Trouble understanding the semantics of volatile in Java
- by HungryTux
I've been reading up about the use of volatile variables in Java. I understand that they ensure instant visibility of their latest updates to all the threads running in the system on different cores/processors. However no atomicity of the operations that caused these updates is ensured. I see the following literature being used frequently
A write to a volatile field happens-before every read of that same field .
This is where I am a little confused.

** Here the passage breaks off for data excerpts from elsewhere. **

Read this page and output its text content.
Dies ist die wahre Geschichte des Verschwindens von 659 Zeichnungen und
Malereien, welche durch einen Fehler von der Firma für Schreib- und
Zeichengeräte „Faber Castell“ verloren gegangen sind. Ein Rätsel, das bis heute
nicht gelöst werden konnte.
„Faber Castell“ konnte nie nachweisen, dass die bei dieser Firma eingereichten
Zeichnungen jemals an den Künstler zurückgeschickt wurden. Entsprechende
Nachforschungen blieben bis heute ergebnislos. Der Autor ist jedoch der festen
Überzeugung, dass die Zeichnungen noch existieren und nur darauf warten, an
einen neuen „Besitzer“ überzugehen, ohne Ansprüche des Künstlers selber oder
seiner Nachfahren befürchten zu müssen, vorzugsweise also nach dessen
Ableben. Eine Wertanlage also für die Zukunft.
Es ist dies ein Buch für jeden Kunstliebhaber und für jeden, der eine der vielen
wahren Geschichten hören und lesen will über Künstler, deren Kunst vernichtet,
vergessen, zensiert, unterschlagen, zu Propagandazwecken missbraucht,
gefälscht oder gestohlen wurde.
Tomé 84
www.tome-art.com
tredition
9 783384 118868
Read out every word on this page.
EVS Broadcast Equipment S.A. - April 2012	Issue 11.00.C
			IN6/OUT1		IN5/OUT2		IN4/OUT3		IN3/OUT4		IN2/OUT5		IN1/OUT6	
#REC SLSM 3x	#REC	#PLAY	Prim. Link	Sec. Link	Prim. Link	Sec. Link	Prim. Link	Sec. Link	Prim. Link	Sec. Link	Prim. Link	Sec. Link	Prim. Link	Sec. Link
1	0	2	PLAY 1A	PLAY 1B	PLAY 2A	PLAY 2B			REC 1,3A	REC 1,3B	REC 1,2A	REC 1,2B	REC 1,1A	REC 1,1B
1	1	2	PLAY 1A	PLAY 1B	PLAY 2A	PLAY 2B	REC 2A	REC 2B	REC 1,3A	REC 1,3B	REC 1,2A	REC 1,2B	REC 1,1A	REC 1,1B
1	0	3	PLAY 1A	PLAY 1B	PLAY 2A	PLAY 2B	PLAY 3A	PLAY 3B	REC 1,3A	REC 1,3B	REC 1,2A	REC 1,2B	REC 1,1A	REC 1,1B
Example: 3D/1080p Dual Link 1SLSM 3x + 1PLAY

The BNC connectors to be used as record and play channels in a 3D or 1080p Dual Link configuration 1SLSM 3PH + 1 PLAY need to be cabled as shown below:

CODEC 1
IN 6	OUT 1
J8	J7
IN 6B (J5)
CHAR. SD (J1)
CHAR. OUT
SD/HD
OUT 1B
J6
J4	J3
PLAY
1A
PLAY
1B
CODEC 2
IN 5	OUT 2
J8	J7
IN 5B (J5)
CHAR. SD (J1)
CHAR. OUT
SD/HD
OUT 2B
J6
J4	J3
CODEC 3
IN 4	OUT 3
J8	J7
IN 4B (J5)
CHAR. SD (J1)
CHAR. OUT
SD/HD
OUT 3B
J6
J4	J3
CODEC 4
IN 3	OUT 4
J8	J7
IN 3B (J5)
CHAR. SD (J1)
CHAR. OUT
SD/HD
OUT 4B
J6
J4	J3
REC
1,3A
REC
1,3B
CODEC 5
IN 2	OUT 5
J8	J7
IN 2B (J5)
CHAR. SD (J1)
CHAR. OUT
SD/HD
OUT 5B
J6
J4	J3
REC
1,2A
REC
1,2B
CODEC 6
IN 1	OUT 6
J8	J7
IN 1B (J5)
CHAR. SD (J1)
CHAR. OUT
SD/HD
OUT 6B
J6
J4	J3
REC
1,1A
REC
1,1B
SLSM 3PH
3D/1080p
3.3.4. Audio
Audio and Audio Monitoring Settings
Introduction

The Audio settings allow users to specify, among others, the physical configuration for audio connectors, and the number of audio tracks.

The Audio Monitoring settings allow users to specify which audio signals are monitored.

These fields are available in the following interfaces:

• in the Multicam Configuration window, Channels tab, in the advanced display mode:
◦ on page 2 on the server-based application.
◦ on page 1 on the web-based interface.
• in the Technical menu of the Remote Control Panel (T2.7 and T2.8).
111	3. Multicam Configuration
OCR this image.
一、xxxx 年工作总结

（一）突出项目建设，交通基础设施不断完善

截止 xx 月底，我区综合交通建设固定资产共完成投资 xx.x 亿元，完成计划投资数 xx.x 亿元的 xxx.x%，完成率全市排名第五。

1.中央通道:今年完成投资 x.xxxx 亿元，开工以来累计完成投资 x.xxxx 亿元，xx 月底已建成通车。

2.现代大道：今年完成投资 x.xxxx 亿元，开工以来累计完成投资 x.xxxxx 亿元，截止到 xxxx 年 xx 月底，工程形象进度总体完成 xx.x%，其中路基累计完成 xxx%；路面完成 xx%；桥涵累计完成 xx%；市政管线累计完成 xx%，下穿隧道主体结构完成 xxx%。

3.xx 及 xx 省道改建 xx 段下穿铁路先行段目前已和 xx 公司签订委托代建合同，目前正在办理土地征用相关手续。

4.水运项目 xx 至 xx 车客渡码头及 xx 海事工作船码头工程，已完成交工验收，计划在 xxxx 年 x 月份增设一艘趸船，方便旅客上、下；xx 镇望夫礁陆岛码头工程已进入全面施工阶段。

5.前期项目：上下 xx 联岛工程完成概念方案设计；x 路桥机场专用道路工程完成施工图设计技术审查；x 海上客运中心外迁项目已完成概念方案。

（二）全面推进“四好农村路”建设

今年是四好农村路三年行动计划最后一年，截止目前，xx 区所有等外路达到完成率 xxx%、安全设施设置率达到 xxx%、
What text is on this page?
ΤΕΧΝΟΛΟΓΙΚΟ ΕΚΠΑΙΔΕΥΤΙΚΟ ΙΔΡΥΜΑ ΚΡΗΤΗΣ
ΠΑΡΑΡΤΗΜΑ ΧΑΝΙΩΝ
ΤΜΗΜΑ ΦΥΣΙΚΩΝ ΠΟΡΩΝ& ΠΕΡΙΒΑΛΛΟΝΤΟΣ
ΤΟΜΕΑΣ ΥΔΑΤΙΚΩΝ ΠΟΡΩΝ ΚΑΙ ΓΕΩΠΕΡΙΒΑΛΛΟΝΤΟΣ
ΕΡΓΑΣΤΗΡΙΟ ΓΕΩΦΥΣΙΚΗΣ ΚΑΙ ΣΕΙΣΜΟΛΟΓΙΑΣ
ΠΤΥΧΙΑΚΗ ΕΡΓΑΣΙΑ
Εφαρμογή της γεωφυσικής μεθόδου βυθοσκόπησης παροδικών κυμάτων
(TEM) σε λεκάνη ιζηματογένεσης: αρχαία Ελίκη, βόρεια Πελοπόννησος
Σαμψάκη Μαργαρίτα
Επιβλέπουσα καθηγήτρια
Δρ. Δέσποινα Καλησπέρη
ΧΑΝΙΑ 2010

Here's a snippet of code which should help me better explain my query.
volatile int x = 0;
volatile int y = 0;
Thread-0: | Thread-1:
|
if (x==1) { | if (y==1) {
return false; | return false;
} else { | } else {
y=1; | x=1;
return true; | return true;
} | }
Since x & y are both volatile, we have the following happens-before edges
between the write of y in Thread-0 and read of y in Thread-1
between the write of x in Thread-1 and read of x in Thread-0
Does this imply that, at any point of time, only one of the threads can be in its 'else' block(since a write would happen before the read)?
It may well be possible that Thread-0 starts, loads x, finds it value as 0 and right before it is about to write y in the else-block, there's a context switch to Thread-1 which loads y finds it value as 0 and thus enters the else-block too. Does volatile guard against such context switches (seems very unlikely)?